Bu konuda en iyi örneklerin başında, 2014 yılında Smart Nation girişimini başlatan ve hem kamuya hem de özel sektöre geniş bir akıllı teknoloji olanağı sunan Singapur bulunuyor. Ülkede toplu taşıma araçlarını kullanan 7,5 milyon kişinin dolaşımını yönetmek için temassız ödeme teknolojisi kullanılıyor. Aynı zamanda, video konsültasyonları ile işleyen dijital sağlık sistemi ve hastaları izlemek için de giyilebilir cihaz tasarımlarından yararlanılıyor. Singapur’da yakın zamanda 42 bin konutluk tamamen araçsız yeni bir eko-akıllı şehir kurulması planlanıyor.

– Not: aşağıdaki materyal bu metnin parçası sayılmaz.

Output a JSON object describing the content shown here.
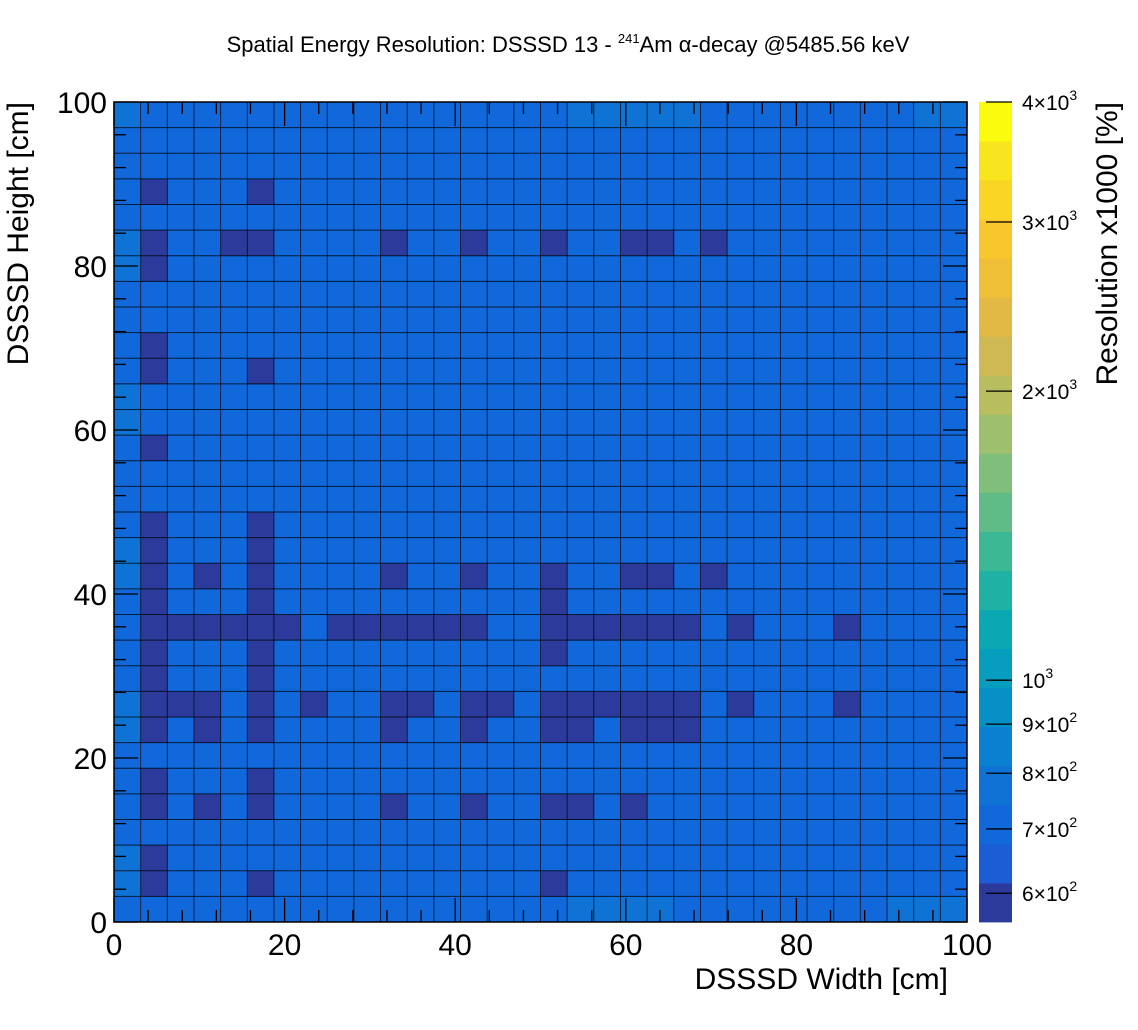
{
  "chart_data": {
    "type": "heatmap",
    "title": {
      "prefix": "Spatial Energy Resolution: DSSSD 13 - ",
      "isotope_mass": "241",
      "isotope_symbol": "Am",
      "suffix": " α-decay @5485.56 keV"
    },
    "xlabel": "DSSSD Width [cm]",
    "ylabel": "DSSSD Height [cm]",
    "zlabel": "Resolution x1000 [%]",
    "xlim": [
      0,
      100
    ],
    "ylim": [
      0,
      100
    ],
    "x_ticks": [
      "0",
      "20",
      "40",
      "60",
      "80",
      "100"
    ],
    "y_ticks": [
      "0",
      "20",
      "40",
      "60",
      "80",
      "100"
    ],
    "zscale": "log",
    "zlim": [
      560,
      4000
    ],
    "z_ticks": [
      {
        "value": 600,
        "mantissa": "6",
        "exp": "2"
      },
      {
        "value": 700,
        "mantissa": "7",
        "exp": "2"
      },
      {
        "value": 800,
        "mantissa": "8",
        "exp": "2"
      },
      {
        "value": 900,
        "mantissa": "9",
        "exp": "2"
      },
      {
        "value": 1000,
        "mantissa": "",
        "exp": "3"
      },
      {
        "value": 2000,
        "mantissa": "2",
        "exp": "3"
      },
      {
        "value": 3000,
        "mantissa": "3",
        "exp": "3"
      },
      {
        "value": 4000,
        "mantissa": "4",
        "exp": "3"
      }
    ],
    "colormap": "parula",
    "palette_colors": [
      "#2b3a9b",
      "#1b5dd4",
      "#1068db",
      "#0f73d6",
      "#0b80d0",
      "#0690c6",
      "#079dbe",
      "#0ca8b2",
      "#1eb1a4",
      "#3db894",
      "#5fbc87",
      "#7fbf7b",
      "#9dbf6e",
      "#b8bd60",
      "#cfb955",
      "#e2b944",
      "#efbf37",
      "#f8c72d",
      "#fbd525",
      "#f9e51d",
      "#fbfb0e"
    ],
    "nx": 32,
    "ny": 32,
    "x_bin_width": 3.125,
    "y_bin_width": 3.125,
    "grid": true,
    "base_value": 680,
    "bright_value": 760,
    "dark_value": 600,
    "bright_cells": [
      [
        0,
        31
      ],
      [
        0,
        26
      ],
      [
        0,
        25
      ],
      [
        0,
        20
      ],
      [
        0,
        19
      ],
      [
        0,
        14
      ],
      [
        0,
        13
      ],
      [
        0,
        8
      ],
      [
        0,
        7
      ],
      [
        0,
        2
      ],
      [
        0,
        1
      ],
      [
        17,
        0
      ],
      [
        18,
        0
      ],
      [
        19,
        0
      ],
      [
        20,
        0
      ],
      [
        17,
        31
      ],
      [
        18,
        31
      ],
      [
        19,
        31
      ],
      [
        20,
        31
      ],
      [
        21,
        31
      ],
      [
        29,
        0
      ],
      [
        30,
        0
      ],
      [
        31,
        0
      ],
      [
        30,
        31
      ],
      [
        31,
        31
      ]
    ],
    "dark_cells": [
      [
        1,
        28
      ],
      [
        5,
        28
      ],
      [
        1,
        26
      ],
      [
        4,
        26
      ],
      [
        5,
        26
      ],
      [
        10,
        26
      ],
      [
        13,
        26
      ],
      [
        16,
        26
      ],
      [
        19,
        26
      ],
      [
        19,
        26
      ],
      [
        20,
        26
      ],
      [
        22,
        26
      ],
      [
        1,
        25
      ],
      [
        1,
        22
      ],
      [
        1,
        21
      ],
      [
        5,
        21
      ],
      [
        1,
        18
      ],
      [
        1,
        15
      ],
      [
        5,
        15
      ],
      [
        1,
        14
      ],
      [
        5,
        14
      ],
      [
        1,
        13
      ],
      [
        3,
        13
      ],
      [
        5,
        13
      ],
      [
        10,
        13
      ],
      [
        13,
        13
      ],
      [
        16,
        13
      ],
      [
        19,
        13
      ],
      [
        20,
        13
      ],
      [
        22,
        13
      ],
      [
        1,
        12
      ],
      [
        5,
        12
      ],
      [
        16,
        12
      ],
      [
        1,
        11
      ],
      [
        2,
        11
      ],
      [
        3,
        11
      ],
      [
        4,
        11
      ],
      [
        5,
        11
      ],
      [
        6,
        11
      ],
      [
        8,
        11
      ],
      [
        9,
        11
      ],
      [
        10,
        11
      ],
      [
        11,
        11
      ],
      [
        12,
        11
      ],
      [
        13,
        11
      ],
      [
        16,
        11
      ],
      [
        17,
        11
      ],
      [
        18,
        11
      ],
      [
        19,
        11
      ],
      [
        20,
        11
      ],
      [
        21,
        11
      ],
      [
        23,
        11
      ],
      [
        27,
        11
      ],
      [
        1,
        10
      ],
      [
        5,
        10
      ],
      [
        16,
        10
      ],
      [
        1,
        9
      ],
      [
        5,
        9
      ],
      [
        1,
        8
      ],
      [
        2,
        8
      ],
      [
        3,
        8
      ],
      [
        5,
        8
      ],
      [
        7,
        8
      ],
      [
        10,
        8
      ],
      [
        11,
        8
      ],
      [
        13,
        8
      ],
      [
        14,
        8
      ],
      [
        16,
        8
      ],
      [
        17,
        8
      ],
      [
        18,
        8
      ],
      [
        19,
        8
      ],
      [
        20,
        8
      ],
      [
        21,
        8
      ],
      [
        23,
        8
      ],
      [
        27,
        8
      ],
      [
        1,
        7
      ],
      [
        3,
        7
      ],
      [
        5,
        7
      ],
      [
        10,
        7
      ],
      [
        13,
        7
      ],
      [
        16,
        7
      ],
      [
        17,
        7
      ],
      [
        19,
        7
      ],
      [
        20,
        7
      ],
      [
        21,
        7
      ],
      [
        1,
        5
      ],
      [
        5,
        5
      ],
      [
        1,
        4
      ],
      [
        3,
        4
      ],
      [
        5,
        4
      ],
      [
        10,
        4
      ],
      [
        13,
        4
      ],
      [
        16,
        4
      ],
      [
        17,
        4
      ],
      [
        19,
        4
      ],
      [
        1,
        2
      ],
      [
        1,
        1
      ],
      [
        5,
        1
      ],
      [
        16,
        1
      ]
    ]
  }
}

Avrupa’nın göz bebeği, Helsinki 2035 yılına kadar karbon nötr bir şehir olmayı hedefliyor. Bunun için yönetim, şehir içi otobüs filosunu elektrikli sisteme geçirmek için çabalıyor ve elektrikli araç şarj ağlarını genişletiyor. Ayrıca ısınma faaliyetleri, Helsinki’deki emisyonların yarısından fazlasını oluşturuyor. Bu nedenle yenileme çalışmalarında emisyonları yüzde 80 oranında azaltacak yenilenebilir enerji kaynaklarının kullanılmasına özen gösteriliyor.
Zürih’te ise bir süredir trafiğin durumuna göre parlaklığını kısıp artırabilen akıllı sokak lambaları kullanılıyor. Tüm şehre yayılan bu teknolojiyle, yüzde 70 enerji tasarrufu sağlandığı bildiriliyor.
7/24 yaşayan şehir New York’ta 2020 yılında başlayan bir pilot programla, şehrin dört bir yanına akıllı sensörler yerleştirildi. Bu sensörler atıkların yönetimi ve toplanması gibi hizmetlerin verimli bir şekilde yönetilmesi için veri topluyor. Şehirde elektrikli şarj istasyonları da yaygınlaştırılıyor. Ayrıca şehrin açık veri kümelerini en iyi şekilde kullanan uygulamalara yüksek miktarda nakit ödül veren yarışmalar da düzenleniyor. Böylece hem kullanıcılar teşvik ediliyor hem de akıllı şehir uygulamaları destekleniyor.
Akıllı şehirler, geleceğin şehirleri!
Şehrin enerjisinden ve kolaylıklarından yararlanmak için şehirde yaşamayı seviyoruz. Ancak yaşanabilir şehirler yaratmak için de onları akıllı teknolojilerle donatıp çevreye duyarlı hale getirmemiz gerekiyor. Bu adımları atacak girişimleri desteklemek ve yerel yönetimlere bu konuda yatırım yapmaları konusunda geri bildirimlerde bulunmak, atabileceğimiz en iyi adımlar olabilir çünkü gelecekte şehirlerinin bir numaralı ihtiyacının bu tarz uygulamalar olduğu düşünülüyor.